Garabedian found out through experience that many companies failed not due to problems with their technology, but how they applied that technology, the information they attached to a particular drug, and how they dealt with the regulatory process.

Garabedian joined Celgene Corporation in 2007, feeling they were on the same trajectory of success as Gilead, and became Vice President of Corporate Strategy. He led its first commercial acquisition of a company called Pharmion. He joined the board of directors of AVI (the predecessor of Sarepta) in June 2010 and became its president and CEO in January 2011.

So far, things have worked out pretty well at Sarepta. With a cutting-edge technology moving toward FDA approval, it had the top performing stock of all 2012. It rarely used to break over a market value of 400 million dollars, and now it has been operating at a valuation between eight hundred million to 1.8 one billion. Garabedian does not want a buyout, and tells investors that the company is woefully undervalued, so they should stick with it for the next five or ten years.
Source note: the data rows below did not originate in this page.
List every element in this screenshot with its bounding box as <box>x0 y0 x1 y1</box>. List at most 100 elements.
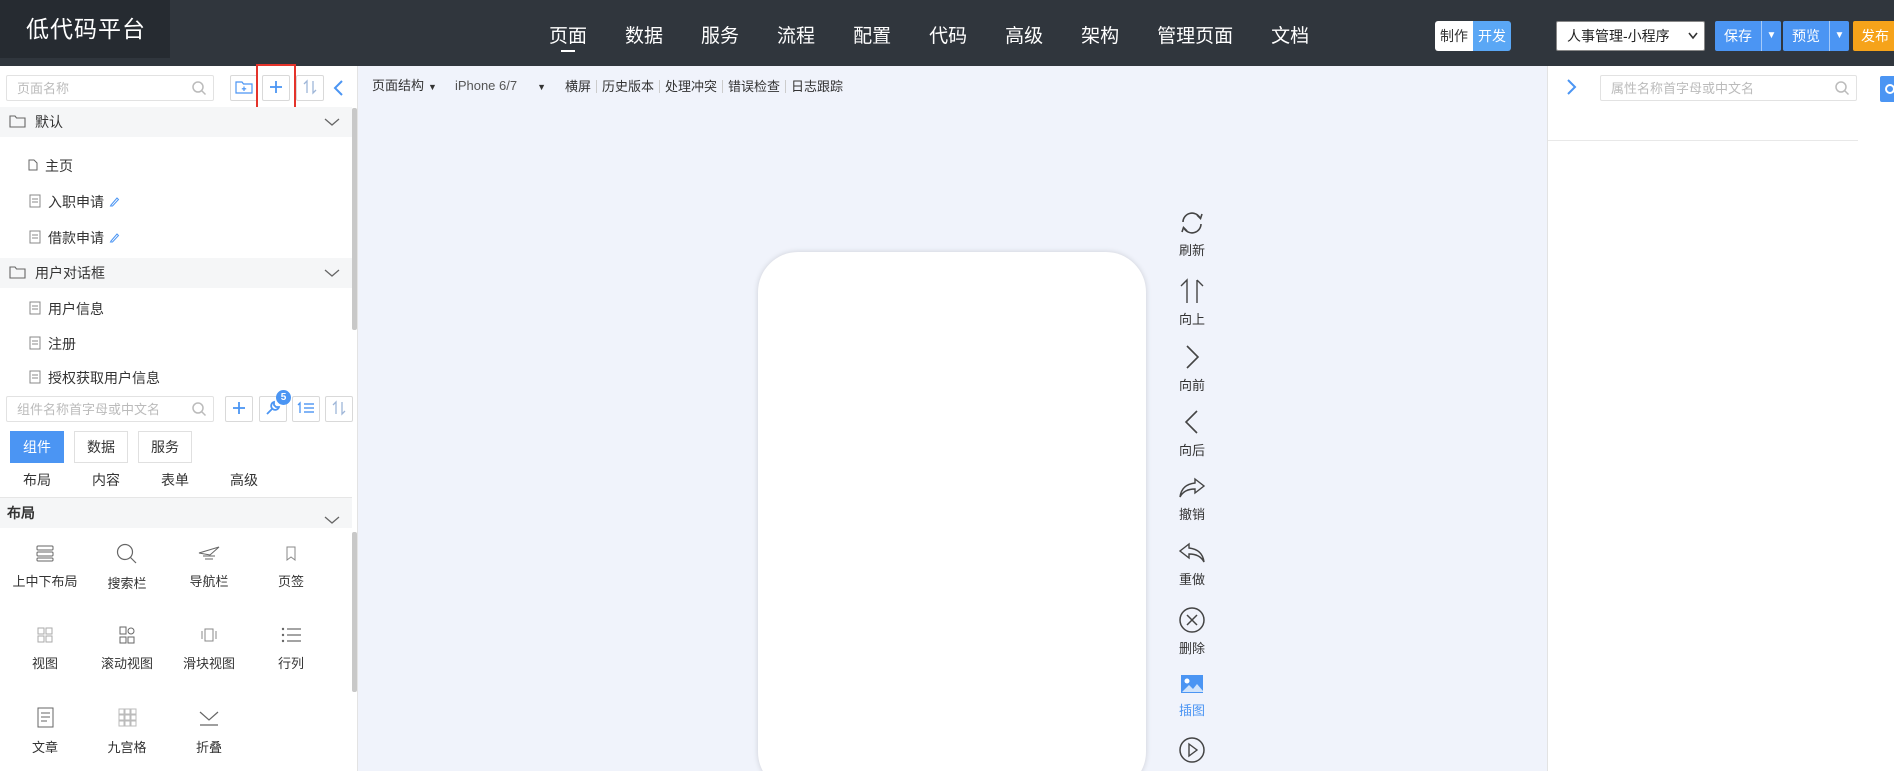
folder-add-icon <box>235 79 253 98</box>
preview-button[interactable]: 预览 <box>1783 21 1829 51</box>
nav-docs[interactable]: 文档 <box>1252 0 1328 66</box>
nav-advanced[interactable]: 高级 <box>986 0 1062 66</box>
mode-make-button[interactable]: 制作 <box>1435 21 1473 51</box>
chevron-down-icon[interactable] <box>324 506 340 536</box>
gear-icon <box>1880 84 1894 105</box>
component-collapse[interactable]: 折叠 <box>168 706 250 756</box>
reply-arrow-icon <box>1170 541 1214 565</box>
properties-panel <box>1547 66 1894 771</box>
page-item-home[interactable]: 主页 <box>0 151 352 181</box>
delete-button[interactable]: 删除 <box>1170 606 1214 657</box>
history-versions-button[interactable]: 历史版本 <box>595 80 659 93</box>
chevron-right-icon <box>1170 343 1214 371</box>
property-search-input[interactable] <box>1601 76 1856 100</box>
error-check-button[interactable]: 错误检查 <box>721 80 785 93</box>
move-up-button[interactable]: 向上 <box>1170 277 1214 328</box>
move-backward-button[interactable]: 向后 <box>1170 408 1214 459</box>
page-search-input[interactable] <box>7 76 213 100</box>
component-nav-bar[interactable]: 导航栏 <box>168 542 250 590</box>
settings-button[interactable] <box>1880 76 1894 102</box>
paper-plane-icon <box>168 542 250 564</box>
nav-config[interactable]: 配置 <box>834 0 910 66</box>
play-button[interactable] <box>1170 736 1214 768</box>
insert-image-button[interactable]: 插图 <box>1170 672 1214 719</box>
save-dropdown-icon[interactable]: ▼ <box>1761 21 1781 51</box>
page-icon <box>29 370 41 387</box>
page-group-default[interactable]: 默认 <box>0 107 352 137</box>
new-folder-button[interactable] <box>230 75 258 101</box>
nav-page[interactable]: 页面 <box>530 0 606 66</box>
collapse-left-panel-icon[interactable] <box>332 78 346 101</box>
page-item-user-info[interactable]: 用户信息 <box>0 294 352 324</box>
move-forward-button[interactable]: 向前 <box>1170 343 1214 394</box>
pages-scrollbar[interactable] <box>352 108 357 330</box>
page-group-user-dialog[interactable]: 用户对话框 <box>0 258 352 288</box>
preview-dropdown-icon[interactable]: ▼ <box>1829 21 1849 51</box>
nav-architecture[interactable]: 架构 <box>1062 0 1138 66</box>
resolve-conflict-button[interactable]: 处理冲突 <box>658 80 722 93</box>
component-grid[interactable]: 九宫格 <box>86 706 168 756</box>
chevron-down-icon[interactable] <box>324 266 340 282</box>
page-item-onboarding[interactable]: 入职申请 <box>0 187 352 217</box>
nav-flow[interactable]: 流程 <box>758 0 834 66</box>
tab-services[interactable]: 服务 <box>138 431 192 463</box>
component-label: 视图 <box>31 656 58 671</box>
component-row-col[interactable]: 行列 <box>250 624 332 672</box>
tab-components[interactable]: 组件 <box>10 431 64 463</box>
subtab-form[interactable]: 表单 <box>161 470 189 490</box>
page-item-auth-user-info[interactable]: 授权获取用户信息 <box>0 363 352 393</box>
page-item-label: 主页 <box>45 158 73 174</box>
subtab-content[interactable]: 内容 <box>92 470 120 490</box>
double-arrow-up-icon <box>1170 277 1214 305</box>
component-label: 页签 <box>277 574 304 589</box>
sort-pages-button[interactable] <box>296 75 324 101</box>
phone-preview-frame[interactable] <box>758 252 1146 771</box>
page-structure-label: 页面结构 <box>372 78 425 93</box>
component-layout-tmb[interactable]: 上中下布局 <box>4 542 86 590</box>
edit-pencil-icon[interactable] <box>109 194 120 210</box>
log-trace-button[interactable]: 日志跟踪 <box>785 80 848 93</box>
component-label: 滑块视图 <box>182 656 235 671</box>
edit-pencil-icon[interactable] <box>109 230 120 246</box>
grid-icon <box>86 706 168 730</box>
page-item-label: 入职申请 <box>48 194 104 210</box>
component-view[interactable]: 视图 <box>4 624 86 672</box>
add-component-button[interactable] <box>225 396 253 422</box>
undo-button[interactable]: 撤销 <box>1170 476 1214 523</box>
folder-icon <box>9 114 26 131</box>
publish-button[interactable]: 发布 <box>1853 21 1894 51</box>
nav-service[interactable]: 服务 <box>682 0 758 66</box>
tab-data[interactable]: 数据 <box>74 431 128 463</box>
component-section-layout[interactable]: 布局 <box>0 498 352 528</box>
component-swiper[interactable]: 滑块视图 <box>168 624 250 672</box>
redo-button[interactable]: 重做 <box>1170 541 1214 588</box>
component-search-input[interactable] <box>7 397 213 421</box>
component-subtabs: 布局 内容 表单 高级 <box>0 463 352 498</box>
mode-toggle: 制作 开发 <box>1435 21 1511 51</box>
save-button[interactable]: 保存 <box>1715 21 1761 51</box>
nav-code[interactable]: 代码 <box>910 0 986 66</box>
collapse-icon <box>168 706 250 730</box>
page-structure-dropdown[interactable]: 页面结构 ▼ <box>372 79 442 94</box>
landscape-button[interactable]: 横屏 <box>560 80 596 93</box>
component-tab-bar[interactable]: 页签 <box>250 542 332 590</box>
component-scroll-view[interactable]: 滚动视图 <box>86 624 168 672</box>
nav-admin-pages[interactable]: 管理页面 <box>1138 0 1252 66</box>
device-select[interactable]: iPhone 6/7 ▼ <box>450 79 560 94</box>
component-list-button[interactable] <box>292 396 320 422</box>
chevron-down-icon[interactable] <box>324 115 340 131</box>
sort-components-button[interactable] <box>325 396 353 422</box>
nav-data[interactable]: 数据 <box>606 0 682 66</box>
expand-right-panel-icon[interactable] <box>1564 77 1578 100</box>
project-select[interactable]: 人事管理-小程序 <box>1556 21 1705 51</box>
page-item-register[interactable]: 注册 <box>0 329 352 359</box>
page-icon <box>29 230 41 247</box>
subtab-layout[interactable]: 布局 <box>23 470 51 490</box>
component-search-bar[interactable]: 搜索栏 <box>86 542 168 592</box>
refresh-button[interactable]: 刷新 <box>1170 210 1214 259</box>
subtab-advanced[interactable]: 高级 <box>230 470 258 490</box>
component-article[interactable]: 文章 <box>4 706 86 756</box>
mode-dev-button[interactable]: 开发 <box>1473 21 1511 51</box>
components-scrollbar[interactable] <box>352 532 357 692</box>
page-item-loan[interactable]: 借款申请 <box>0 223 352 253</box>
Garabedian nurtures grand ambitions for Sarepta, and for himself. He learnt from two highly successful chief executive officers, and so instead of staying as part of a good management team, wanted the opportunity to build the next great company, the equivalent of a Google or Apple: “What I’m driven by and what motivates me is to apply my experience in this industry, to take a technology that can be the next revolution in medicine. If I can see this developed to treat even one serious disease like Duchenne, I will feel pretty good. I think this technology can be applied to many diseases. We all strive to be part of being something bigger than ourselves. This industry, this technology and this company give me the opportunity to do that. I hope my children will be proud of it, that they may have sacrificed time with their dad for something bigger.”